Two Muslim tourists were arrested for breaking an ancient ban imposed by the Roman Catholic Church.
While taking a tour of the historic building – which became a cathedral in the 13th century – six Muslims controversially knelt down to pray.
Security guards “invited them to continue with their tour or leave the building”, but when they refused, a scuffle broke out seriously injuring two security guards.
One of the men, part of a tour of 118 Austrian Muslims, pulled out a knife.
The group of six appeared before a Cordoba judge after being charged with disturbing public order.
Catholic authorities condemned the incident: “They provoked in an organised fashion a deplorable episode of violence.”
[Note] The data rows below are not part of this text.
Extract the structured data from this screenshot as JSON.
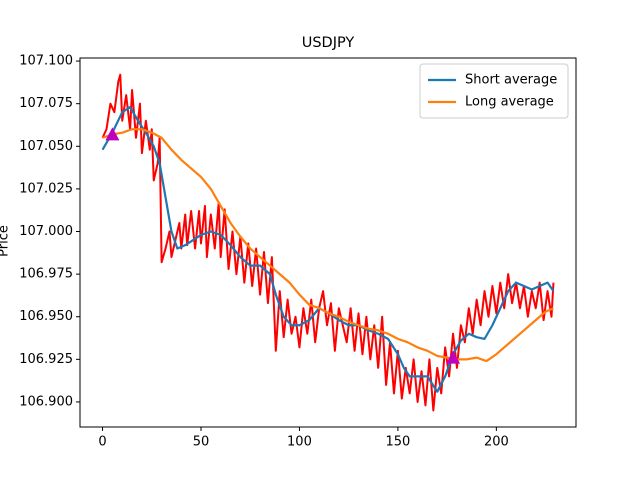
{
  "chart_data": {
    "type": "line",
    "title": "USDJPY",
    "ylabel": "Price",
    "xlim": [
      -11.45,
      240.45
    ],
    "ylim": [
      106.8853,
      107.1018
    ],
    "xticks": [
      0,
      50,
      100,
      150,
      200
    ],
    "yticks": [
      {
        "value": 106.9,
        "label": "106.900"
      },
      106.925,
      {
        "value": 106.95,
        "label": "106.950"
      },
      106.975,
      {
        "value": 107.0,
        "label": "107.000"
      },
      107.025,
      {
        "value": 107.05,
        "label": "107.050"
      },
      107.075,
      {
        "value": 107.1,
        "label": "107.100"
      }
    ],
    "legend": "upper right",
    "series": [
      {
        "color": "#ff0000",
        "x": [
          0,
          2,
          4,
          6,
          8,
          9,
          10,
          12,
          14,
          15,
          17,
          19,
          20,
          22,
          24,
          25,
          26,
          28,
          29,
          30,
          32,
          34,
          35,
          37,
          39,
          40,
          42,
          43,
          45,
          47,
          49,
          50,
          52,
          53,
          55,
          57,
          59,
          60,
          62,
          64,
          66,
          68,
          70,
          72,
          74,
          76,
          78,
          80,
          82,
          84,
          86,
          88,
          90,
          92,
          94,
          96,
          98,
          100,
          102,
          104,
          106,
          108,
          110,
          112,
          114,
          116,
          118,
          120,
          122,
          124,
          126,
          128,
          130,
          132,
          134,
          136,
          138,
          140,
          142,
          144,
          146,
          148,
          150,
          152,
          154,
          156,
          158,
          160,
          162,
          164,
          166,
          168,
          170,
          172,
          174,
          176,
          178,
          180,
          182,
          184,
          186,
          188,
          190,
          192,
          194,
          196,
          198,
          200,
          202,
          204,
          206,
          208,
          210,
          212,
          214,
          216,
          218,
          220,
          222,
          224,
          226,
          228,
          229
        ],
        "values": [
          107.055,
          107.06,
          107.075,
          107.07,
          107.088,
          107.092,
          107.065,
          107.08,
          107.06,
          107.083,
          107.055,
          107.075,
          107.046,
          107.065,
          107.048,
          107.06,
          107.03,
          107.04,
          107.055,
          106.982,
          106.99,
          107.0,
          106.985,
          106.995,
          107.005,
          106.99,
          107.01,
          106.992,
          107.012,
          106.99,
          107.012,
          106.993,
          107.015,
          106.985,
          107.01,
          106.99,
          107.017,
          106.985,
          107.013,
          106.978,
          107.0,
          106.975,
          106.997,
          106.97,
          106.993,
          106.968,
          106.99,
          106.963,
          106.988,
          106.958,
          106.985,
          106.93,
          106.965,
          106.938,
          106.96,
          106.94,
          106.95,
          106.932,
          106.955,
          106.94,
          106.96,
          106.935,
          106.955,
          106.965,
          106.945,
          106.958,
          106.93,
          106.955,
          106.945,
          106.935,
          106.955,
          106.93,
          106.952,
          106.928,
          106.95,
          106.925,
          106.945,
          106.92,
          106.95,
          106.91,
          106.935,
          106.905,
          106.93,
          106.902,
          106.92,
          106.905,
          106.925,
          106.9,
          106.918,
          106.898,
          106.925,
          106.895,
          106.92,
          106.905,
          106.932,
          106.915,
          106.94,
          106.92,
          106.945,
          106.935,
          106.955,
          106.94,
          106.96,
          106.945,
          106.965,
          106.95,
          106.968,
          106.952,
          106.97,
          106.955,
          106.975,
          106.958,
          106.97,
          106.955,
          106.968,
          106.95,
          106.965,
          106.955,
          106.97,
          106.948,
          106.965,
          106.95,
          106.97
        ]
      },
      {
        "name": "Short average",
        "color": "#1f77b4",
        "x": [
          0,
          5,
          10,
          14,
          18,
          22,
          26,
          29,
          32,
          35,
          38,
          42,
          46,
          50,
          55,
          60,
          65,
          70,
          75,
          80,
          85,
          88,
          92,
          96,
          100,
          105,
          110,
          115,
          120,
          125,
          130,
          135,
          140,
          145,
          150,
          153,
          156,
          160,
          165,
          170,
          174,
          178,
          182,
          186,
          190,
          194,
          198,
          202,
          206,
          210,
          214,
          218,
          222,
          226,
          229
        ],
        "values": [
          107.048,
          107.058,
          107.07,
          107.073,
          107.065,
          107.058,
          107.05,
          107.04,
          107.02,
          107.0,
          106.99,
          106.992,
          106.995,
          106.998,
          107.0,
          106.998,
          106.992,
          106.985,
          106.98,
          106.98,
          106.975,
          106.963,
          106.95,
          106.945,
          106.945,
          106.948,
          106.955,
          106.952,
          106.948,
          106.945,
          106.945,
          106.942,
          106.94,
          106.937,
          106.928,
          106.92,
          106.915,
          106.915,
          106.915,
          106.906,
          106.915,
          106.928,
          106.936,
          106.94,
          106.938,
          106.937,
          106.945,
          106.955,
          106.965,
          106.97,
          106.968,
          106.966,
          106.968,
          106.97,
          106.965
        ]
      },
      {
        "name": "Long average",
        "color": "#ff7f0e",
        "x": [
          0,
          5,
          10,
          15,
          20,
          25,
          30,
          35,
          40,
          45,
          50,
          55,
          60,
          65,
          70,
          75,
          80,
          85,
          90,
          95,
          100,
          105,
          110,
          115,
          120,
          125,
          130,
          135,
          140,
          145,
          150,
          155,
          160,
          165,
          170,
          175,
          180,
          185,
          190,
          195,
          200,
          205,
          210,
          215,
          220,
          225,
          229
        ],
        "values": [
          107.055,
          107.057,
          107.058,
          107.06,
          107.06,
          107.058,
          107.055,
          107.048,
          107.042,
          107.037,
          107.032,
          107.025,
          107.015,
          107.005,
          106.997,
          106.99,
          106.985,
          106.98,
          106.975,
          106.97,
          106.963,
          106.957,
          106.955,
          106.952,
          106.95,
          106.947,
          106.945,
          106.943,
          106.942,
          106.94,
          106.937,
          106.935,
          106.932,
          106.93,
          106.927,
          106.926,
          106.925,
          106.925,
          106.926,
          106.924,
          106.928,
          106.933,
          106.938,
          106.943,
          106.948,
          106.953,
          106.955
        ]
      }
    ],
    "markers": {
      "color": "#bf00bf",
      "x": [
        5,
        178
      ],
      "values": [
        107.057,
        106.926
      ]
    }
  }
}
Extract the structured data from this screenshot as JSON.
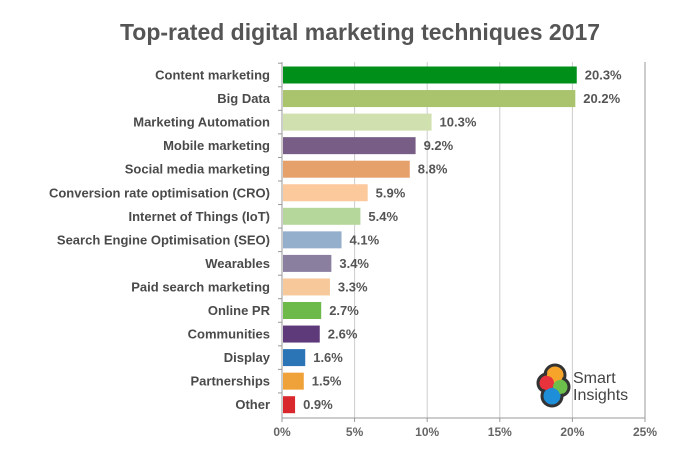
{
  "chart_data": {
    "type": "bar",
    "orientation": "horizontal",
    "title": "Top-rated digital marketing techniques 2017",
    "categories": [
      "Content marketing",
      "Big Data",
      "Marketing Automation",
      "Mobile marketing",
      "Social media marketing",
      "Conversion rate optimisation (CRO)",
      "Internet of Things (IoT)",
      "Search Engine Optimisation (SEO)",
      "Wearables",
      "Paid search marketing",
      "Online PR",
      "Communities",
      "Display",
      "Partnerships",
      "Other"
    ],
    "values": [
      20.3,
      20.2,
      10.3,
      9.2,
      8.8,
      5.9,
      5.4,
      4.1,
      3.4,
      3.3,
      2.7,
      2.6,
      1.6,
      1.5,
      0.9
    ],
    "value_labels": [
      "20.3%",
      "20.2%",
      "10.3%",
      "9.2%",
      "8.8%",
      "5.9%",
      "5.4%",
      "4.1%",
      "3.4%",
      "3.3%",
      "2.7%",
      "2.6%",
      "1.6%",
      "1.5%",
      "0.9%"
    ],
    "colors": [
      "#00901a",
      "#a9c46c",
      "#d0e0ae",
      "#785e86",
      "#e6a06a",
      "#fbc99c",
      "#b5d79b",
      "#94afcc",
      "#8b7fa0",
      "#f6c89a",
      "#6db94a",
      "#5e3a7a",
      "#2b74b6",
      "#f0a23a",
      "#d9272e"
    ],
    "xlim": [
      0,
      25
    ],
    "xticks": [
      0,
      5,
      10,
      15,
      20,
      25
    ],
    "xtick_labels": [
      "0%",
      "5%",
      "10%",
      "15%",
      "20%",
      "25%"
    ],
    "grid": true,
    "xlabel": "",
    "ylabel": ""
  },
  "logo": {
    "text": "Smart Insights"
  }
}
Alexander Osman, spokesman for the the Association of Young Austrian Muslims, said: “We would like to sincerely apologise to the Christian authorities for what happened.”
Muslim organisations have long campaigned for the right to pray in what was once one of the biggest mosques in the world.
But the Bishop of Cordoba recently reinforced a ban on Muslims praying in any part of the 24,000 square-metre building.
The Great Mosque of Cordoba was captured by King Ferdinand III in 1236 after he reclaimed the city from the Moors.